June 16, 2003

Did Ribbentrop get to "do" press?

Mohammed al-Douri, Iraq's colorful U.N. ambassador during Saddam's last days, has given an interview with BBC World.

The gist: Saddam deserved to be toppled, but that he "would have preferred" that the Iraqi people rather than US and British military had done the toppling. (Yeah, right...) There's also this:

Mr Douri also told the BBC that right up until the last moment, Saddam Hussein's government did not believe the US-led forces would invade Iraq.

He said he advised Baghdad the threat of war was serious and still cannot explain why they refused to accept it.

The answer to that is, of course, the instructive experience of a decade's worth of, quite literally, getting away with murder.

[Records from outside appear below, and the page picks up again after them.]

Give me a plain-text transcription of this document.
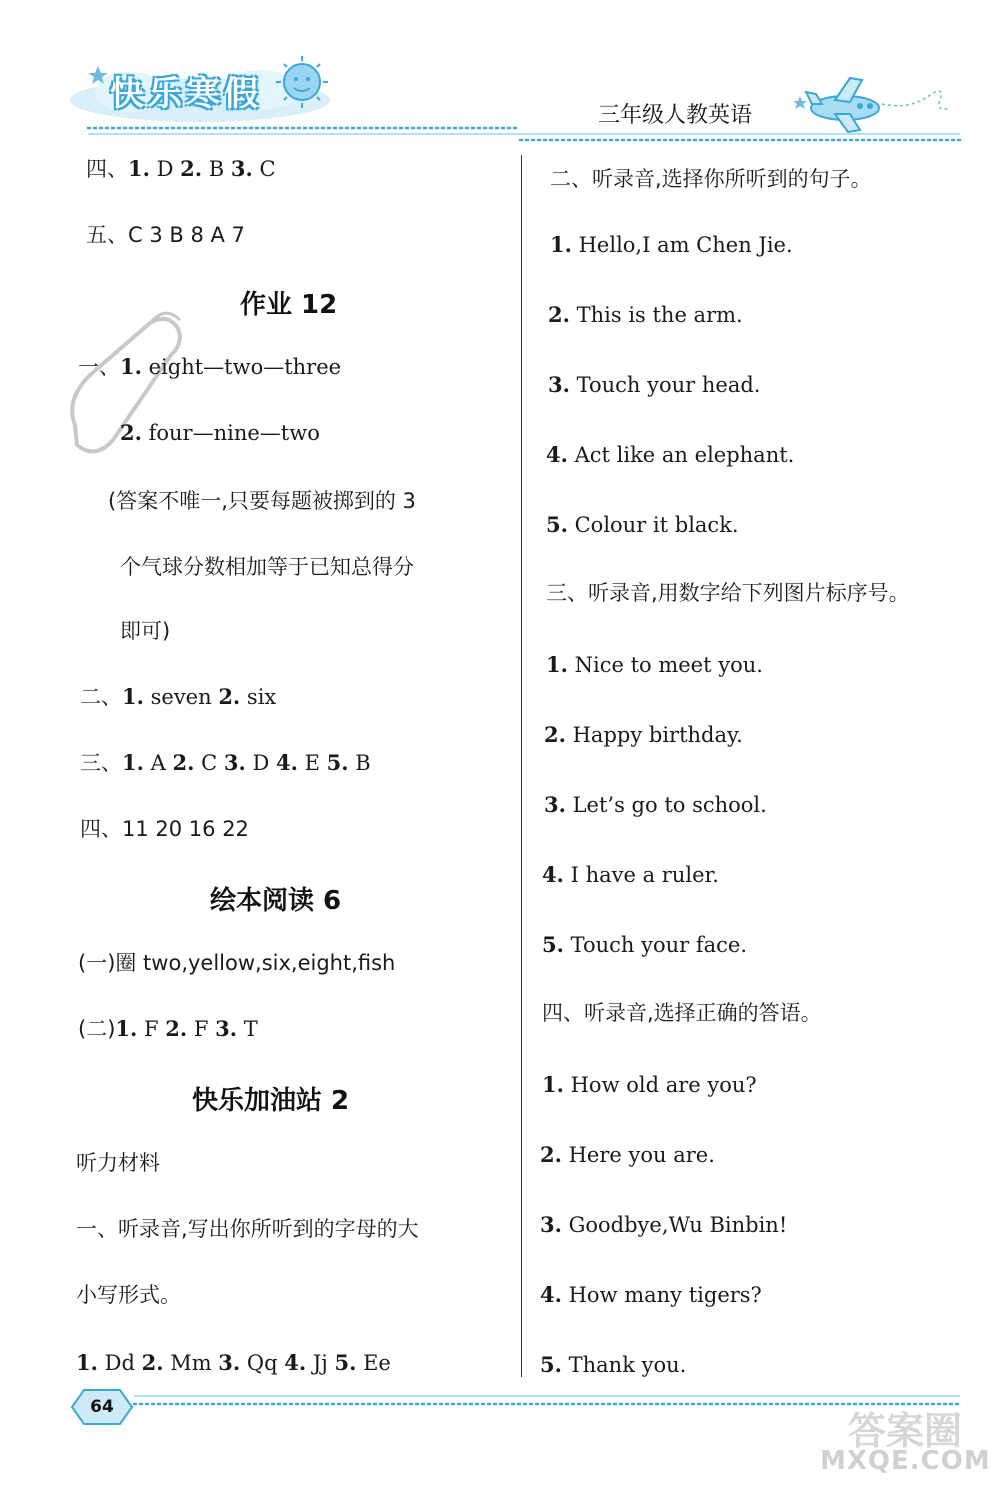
快乐寒假
三年级人教英语
四、1. D 2. B 3. C
五、C 3 B 8 A 7
作业 12
一、1. eight—two—three
2. four—nine—two
(答案不唯一,只要每题被掷到的 3
个气球分数相加等于已知总得分
即可)
二、1. seven 2. six
三、1. A 2. C 3. D 4. E 5. B
四、11 20 16 22
绘本阅读 6
(一)圈 two,yellow,six,eight,fish
(二)1. F 2. F 3. T
快乐加油站 2
听力材料
一、听录音,写出你所听到的字母的大
小写形式。
1. Dd 2. Mm 3. Qq 4. Jj 5. Ee
二、听录音,选择你所听到的句子。
1. Hello,I am Chen Jie.
2. This is the arm.
3. Touch your head.
4. Act like an elephant.
5. Colour it black.
三、听录音,用数字给下列图片标序号。
1. Nice to meet you.
2. Happy birthday.
3. Let’s go to school.
4. I have a ruler.
5. Touch your face.
四、听录音,选择正确的答语。
1. How old are you?
2. Here you are.
3. Goodbye,Wu Binbin!
4. How many tigers?
5. Thank you.
64
答案圈
MXQE.COM
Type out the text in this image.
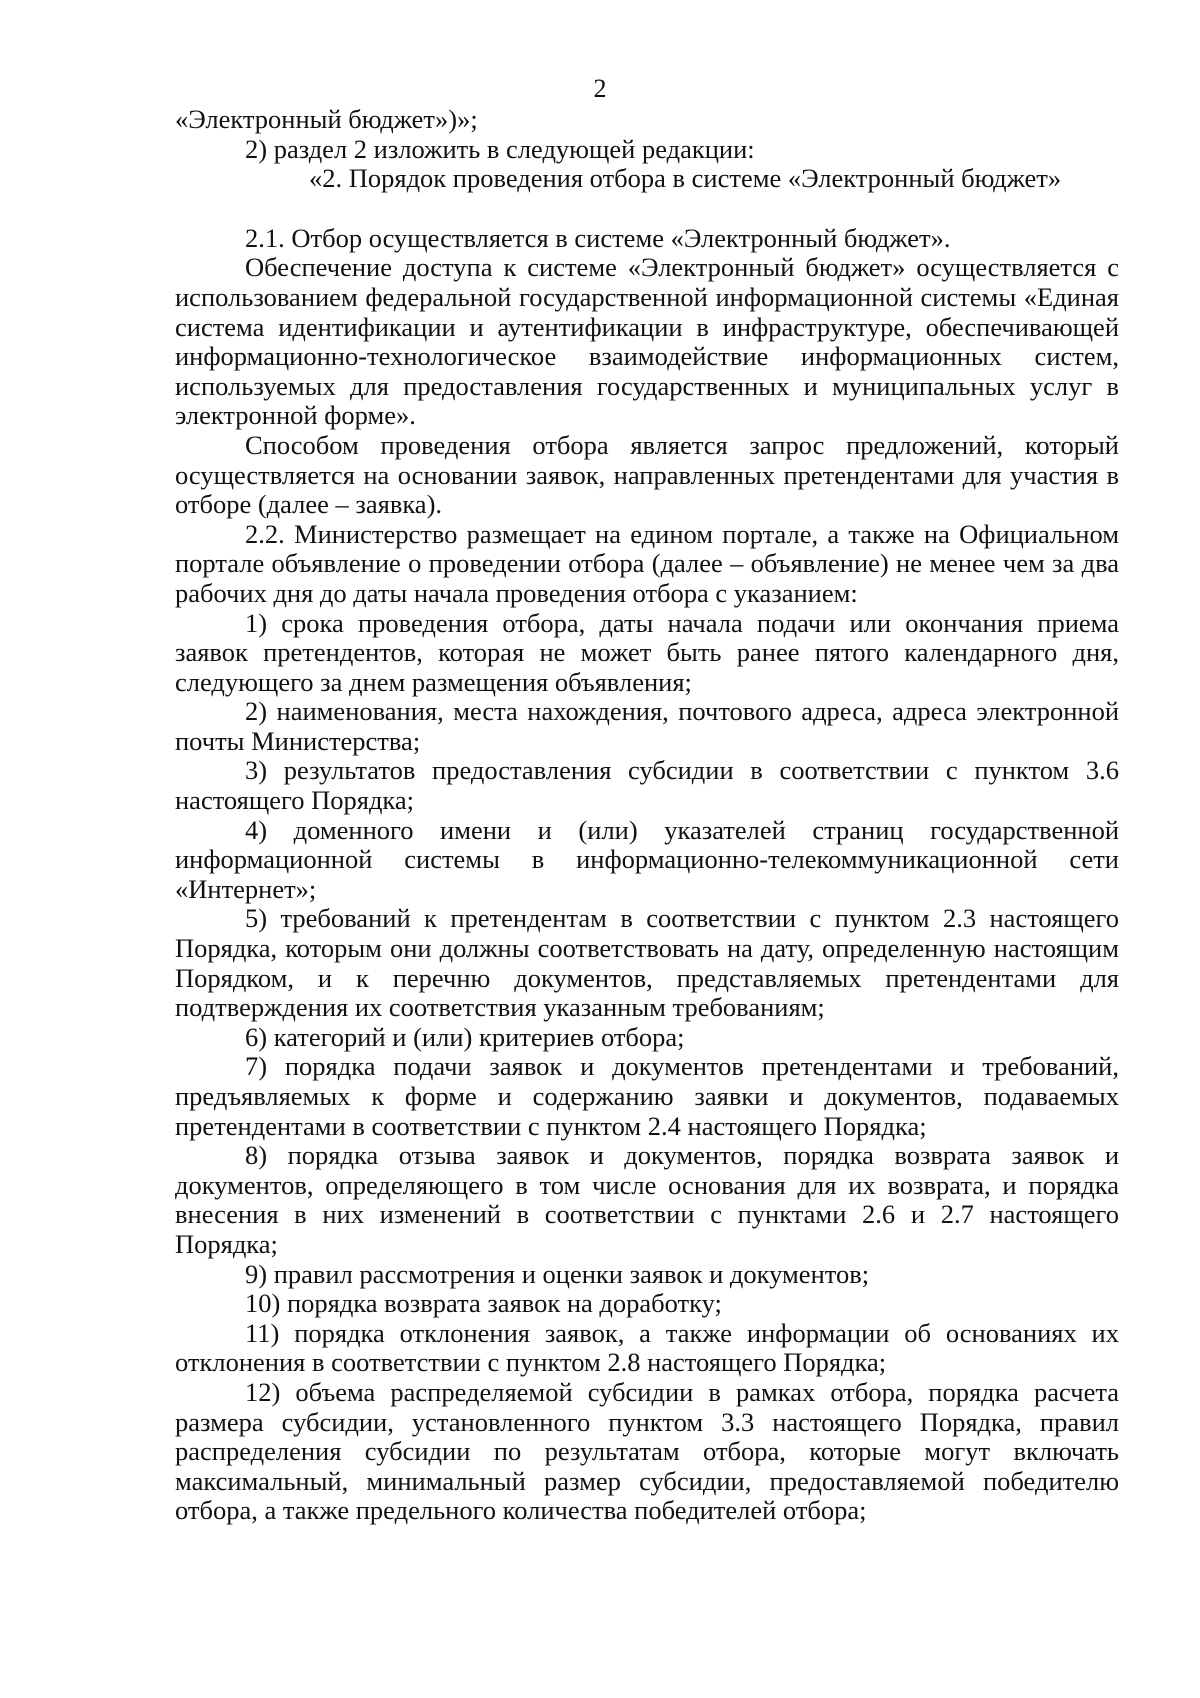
2

«Электронный бюджет»)»;

2) раздел 2 изложить в следующей редакции:

«2. Порядок проведения отбора в системе «Электронный бюджет»

2.1. Отбор осуществляется в системе «Электронный бюджет».

Обеспечение доступа к системе «Электронный бюджет» осуществляется с использованием федеральной государственной информационной системы «Единая система идентификации и аутентификации в инфраструктуре, обеспечивающей информационно-технологическое взаимодействие информационных систем, используемых для предоставления государственных и муниципальных услуг в электронной форме».

Способом проведения отбора является запрос предложений, который осуществляется на основании заявок, направленных претендентами для участия в отборе (далее – заявка).

2.2. Министерство размещает на едином портале, а также на Официальном портале объявление о проведении отбора (далее – объявление) не менее чем за два рабочих дня до даты начала проведения отбора с указанием:

1) срока проведения отбора, даты начала подачи или окончания приема заявок претендентов, которая не может быть ранее пятого календарного дня, следующего за днем размещения объявления;

2) наименования, места нахождения, почтового адреса, адреса электронной почты Министерства;

3) результатов предоставления субсидии в соответствии с пунктом 3.6 настоящего Порядка;

4) доменного имени и (или) указателей страниц государственной информационной системы в информационно-телекоммуникационной сети «Интернет»;

5) требований к претендентам в соответствии с пунктом 2.3 настоящего Порядка, которым они должны соответствовать на дату, определенную настоящим Порядком, и к перечню документов, представляемых претендентами для подтверждения их соответствия указанным требованиям;

6) категорий и (или) критериев отбора;

7) порядка подачи заявок и документов претендентами и требований, предъявляемых к форме и содержанию заявки и документов, подаваемых претендентами в соответствии с пунктом 2.4 настоящего Порядка;

8) порядка отзыва заявок и документов, порядка возврата заявок и документов, определяющего в том числе основания для их возврата, и порядка внесения в них изменений в соответствии с пунктами 2.6 и 2.7 настоящего Порядка;

9) правил рассмотрения и оценки заявок и документов;

10) порядка возврата заявок на доработку;

11) порядка отклонения заявок, а также информации об основаниях их отклонения в соответствии с пунктом 2.8 настоящего Порядка;

12) объема распределяемой субсидии в рамках отбора, порядка расчета размера субсидии, установленного пунктом 3.3 настоящего Порядка, правил распределения субсидии по результатам отбора, которые могут включать максимальный, минимальный размер субсидии, предоставляемой победителю отбора, а также предельного количества победителей отбора;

Isn't this guy a prime candidate for some kind of de-Baathification procedure, a trial, an investigation, something like that? Instead of being given the star treatment and a soapbox for his "anti-colonialist" spin on the new Iraq by the BBC, I mean.

Posted by Dr. Frank at June 16, 2003 05:16 PM | TrackBack
Comments

"Mr Douri also told the BBC that right up until the last moment, Saddam Hussein's government did not believe the US-led forces would invade Iraq."

Even though US-led forces had invaded other countries on other occasions? Hey, he read Hillary's new book!